The Argentine peso hit a record low at around 8.13 per dollar last week, while the South African rand hit a five-year low at just over 11 per dollar on Monday.
(Read more: India saves the day…Now it's Turkey's turn)
"It is premature to celebrate yet and the story with Turkey is more political than economic, so we will have to see if the rate hike is enough to stabilize the economy although it has stabilized markets for now," said Boris Schlossberg, a managing director at BK Asset Management in New York.
Schlossberg added that the big problem for emerging markets was not from volatility in countries such as Turkey or Argentina but from deeper problems in heavyweights such as China.
(Read more: Why people fear a shadow banking crisis in China)

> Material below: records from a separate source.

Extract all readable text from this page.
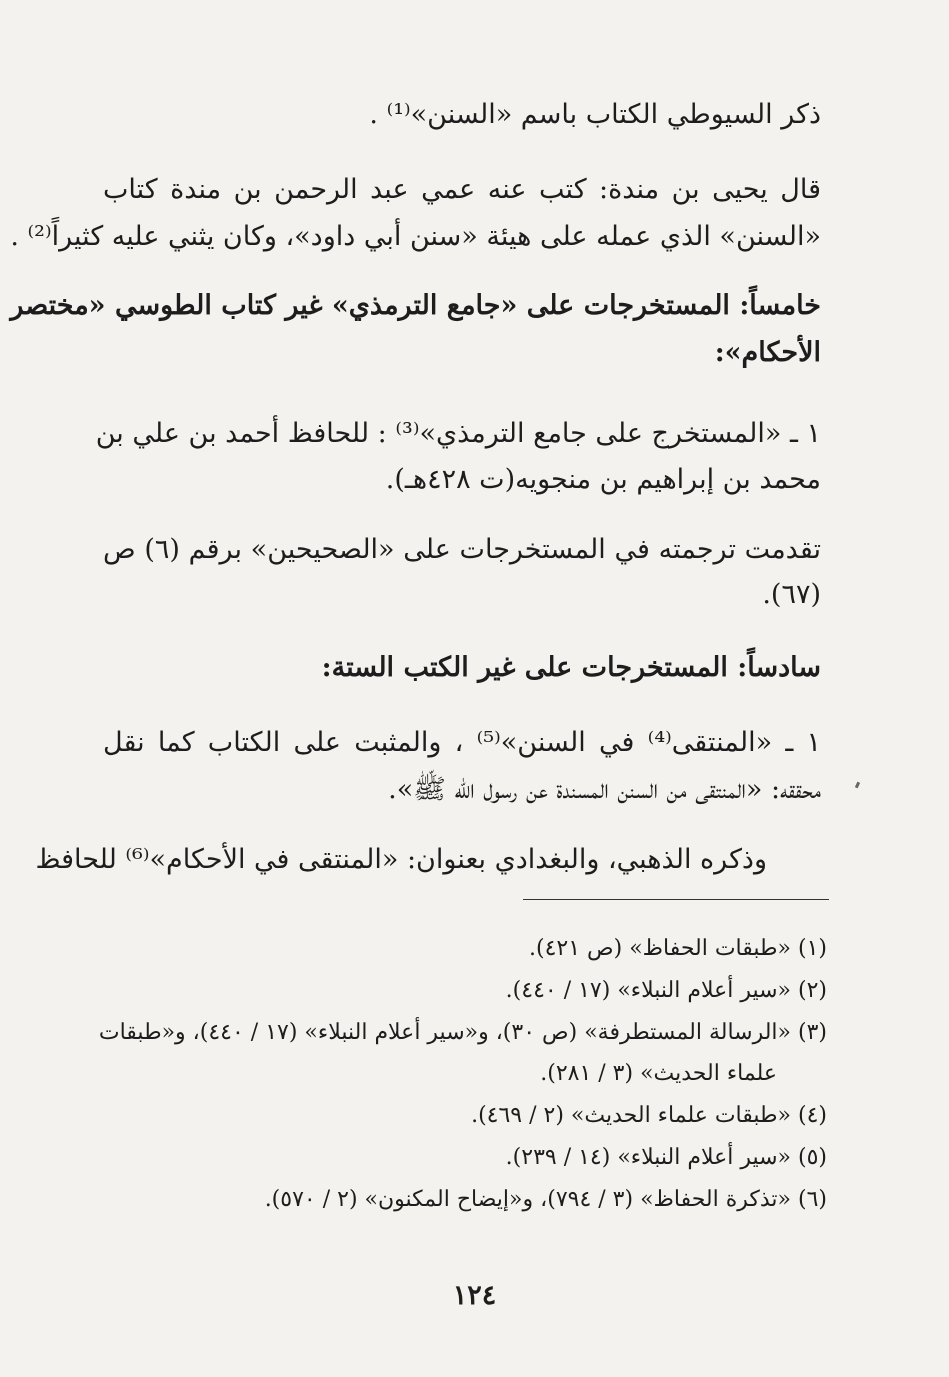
ذكر السيوطي الكتاب باسم «السنن»⁽¹⁾ .
قال يحيى بن مندة: كتب عنه عمي عبد الرحمن بن مندة كتاب
«السنن» الذي عمله على هيئة «سنن أبي داود»، وكان يثني عليه كثيراً⁽²⁾ .
خامساً: المستخرجات على «جامع الترمذي» غير كتاب الطوسي «مختصر
الأحكام»:
١ ـ «المستخرج على جامع الترمذي»⁽³⁾ : للحافظ أحمد بن علي بن
محمد بن إبراهيم بن منجويه(ت ٤٢٨هـ).
تقدمت ترجمته في المستخرجات على «الصحيحين» برقم (٦) ص
(٦٧).
سادساً: المستخرجات على غير الكتب الستة:
١ ـ «المنتقى⁽⁴⁾ في السنن»⁽⁵⁾ ، والمثبت على الكتاب كما نقل
محققه: «المنتقى من السنن المسندة عن رسول الله ﷺ».
وذكره الذهبي، والبغدادي بعنوان: «المنتقى في الأحكام»⁽⁶⁾ للحافظ
(١) «طبقات الحفاظ» (ص ٤٢١).
(٢) «سير أعلام النبلاء» (١٧ / ٤٤٠).
(٣) «الرسالة المستطرفة» (ص ٣٠)، و«سير أعلام النبلاء» (١٧ / ٤٤٠)، و«طبقات
علماء الحديث» (٣ / ٢٨١).
(٤) «طبقات علماء الحديث» (٢ / ٤٦٩).
(٥) «سير أعلام النبلاء» (١٤ / ٢٣٩).
(٦) «تذكرة الحفاظ» (٣ / ٧٩٤)، و«إيضاح المكنون» (٢ / ٥٧٠).
١٢٤
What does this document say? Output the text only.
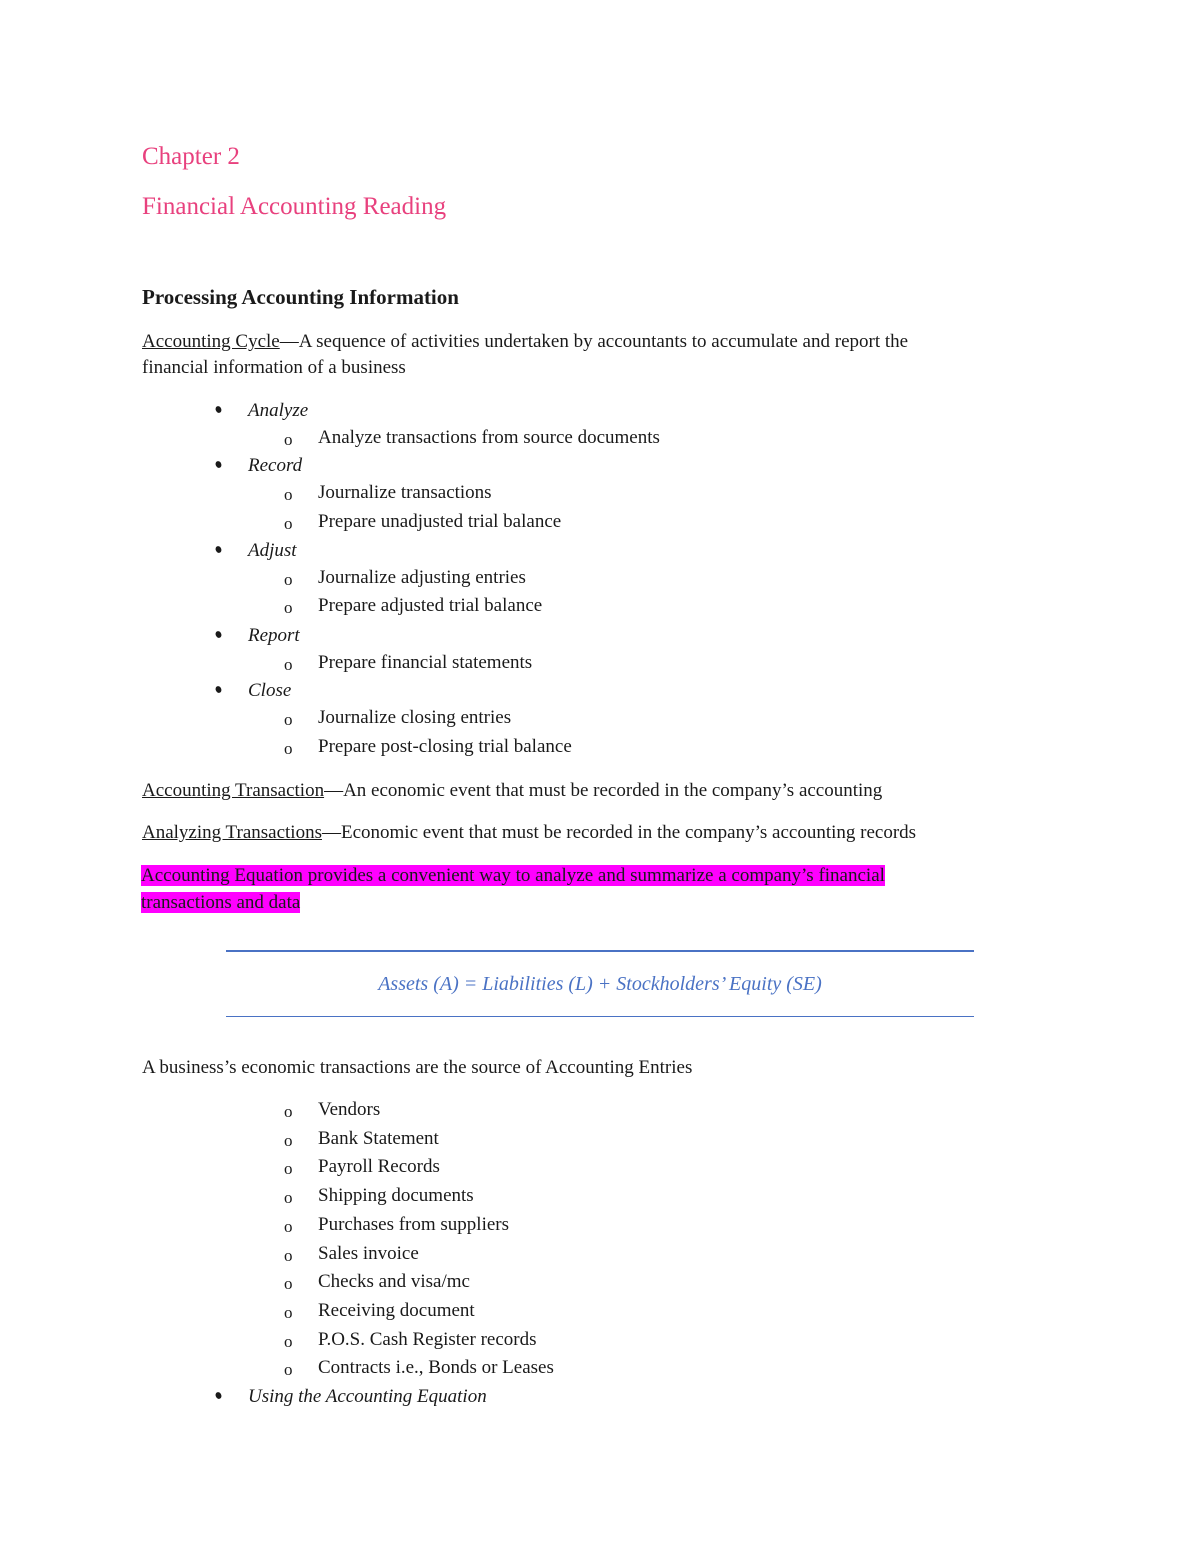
Chapter 2
Financial Accounting Reading
Processing Accounting Information
Accounting Cycle—A sequence of activities undertaken by accountants to accumulate and report the
financial information of a business
Analyze
o Analyze transactions from source documents
Record
o Journalize transactions
o Prepare unadjusted trial balance
Adjust
o Journalize adjusting entries
o Prepare adjusted trial balance
Report
o Prepare financial statements
Close
o Journalize closing entries
o Prepare post-closing trial balance
Accounting Transaction—An economic event that must be recorded in the company’s accounting
Analyzing Transactions—Economic event that must be recorded in the company’s accounting records
Accounting Equation provides a convenient way to analyze and summarize a company’s financial
transactions and data
Assets (A) = Liabilities (L) + Stockholders’ Equity (SE)
A business’s economic transactions are the source of Accounting Entries
o Vendors
o Bank Statement
o Payroll Records
o Shipping documents
o Purchases from suppliers
o Sales invoice
o Checks and visa/mc
o Receiving document
o P.O.S. Cash Register records
o Contracts i.e., Bonds or Leases
Using the Accounting Equation
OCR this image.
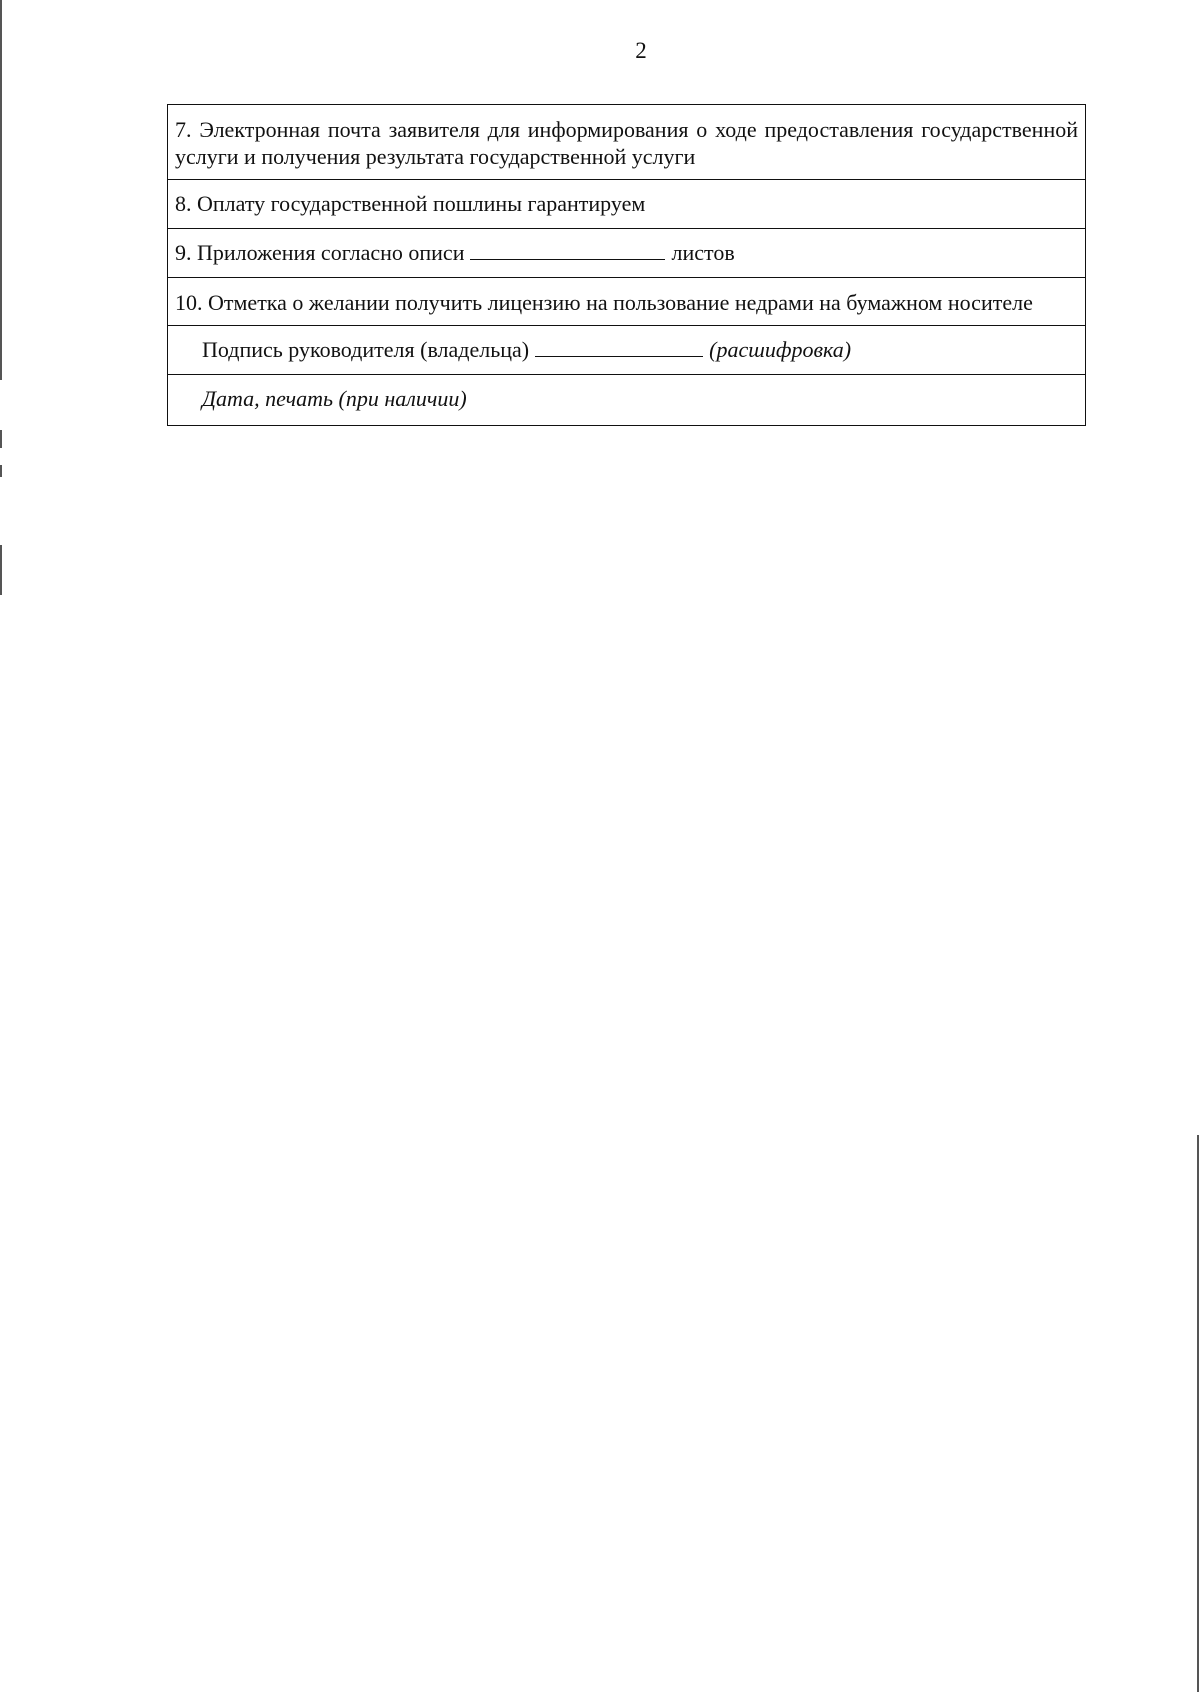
2
7. Электронная почта заявителя для информирования о ходе предоставления государственной услуги и получения результата государственной услуги
8. Оплату государственной пошлины гарантируем
9. Приложения согласно описи	листов
10. Отметка о желании получить лицензию на пользование недрами на бумажном носителе
Подпись руководителя (владельца)	(расшифровка)
Дата, печать (при наличии)
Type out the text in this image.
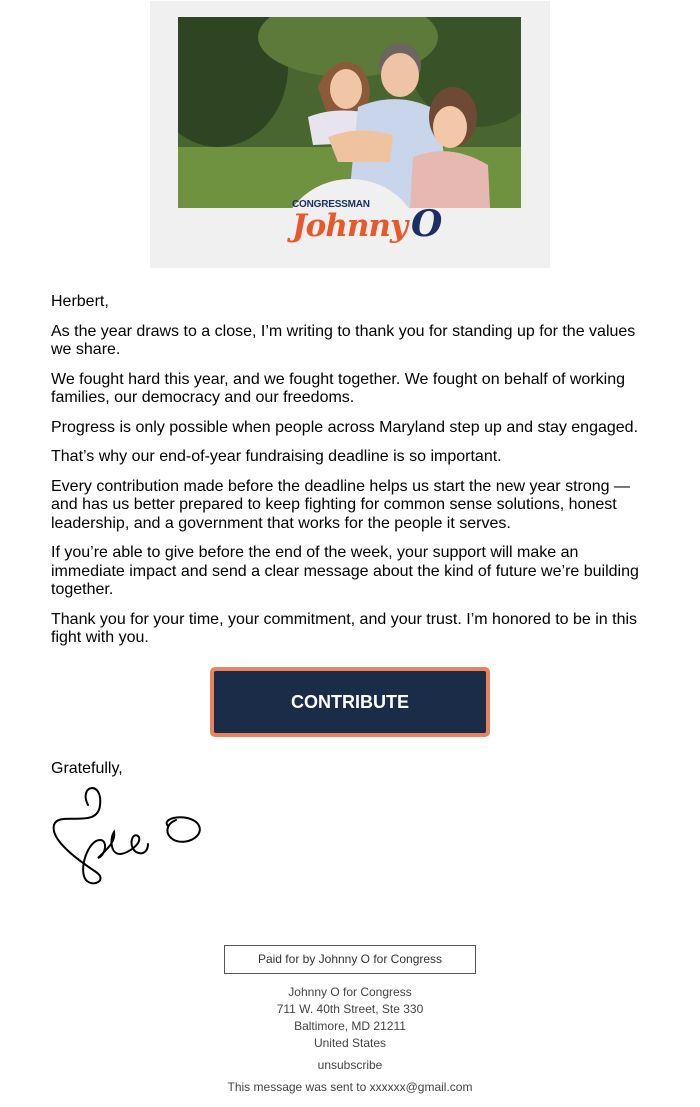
CONGRESSMAN
Johnny O

Herbert,

As the year draws to a close, I’m writing to thank you for standing up for the values we share.

We fought hard this year, and we fought together. We fought on behalf of working families, our democracy and our freedoms.

Progress is only possible when people across Maryland step up and stay engaged.

That’s why our end-of-year fundraising deadline is so important.

Every contribution made before the deadline helps us start the new year strong — and has us better prepared to keep fighting for common sense solutions, honest leadership, and a government that works for the people it serves.

If you’re able to give before the end of the week, your support will make an immediate impact and send a clear message about the kind of future we’re building together.

Thank you for your time, your commitment, and your trust. I’m honored to be in this fight with you.

CONTRIBUTE
Gratefully,
Paid for by Johnny O for Congress
Johnny O for Congress
711 W. 40th Street, Ste 330
Baltimore, MD 21211
United States
unsubscribe
This message was sent to xxxxxx@gmail.com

"The critical question is how China handles a soft landing and the jury on that is still out," he said. "One break in the Chinese banking system could precipitate a much bigger source of turmoil than we're seeing right now."
Fears about China's banking system have flared up recently because of a financial product known as a wealth management product that was expected to default this week until an 11th-hour agreement resolved the situation.
Analysts said individual action by central banks should go some way to shore up local markets.
Earlier on Tuesday, India delivered a surprise interest rate hike and said it was better placed to deal with the risk of major capital outflows from emerging markets. And the spotlight is likely to turn to South Africa's central bank, which meets later in the day.
"Turkey's move does raise the bar for them [South Africa]. They will have to stave off speculators," said Schlossberg.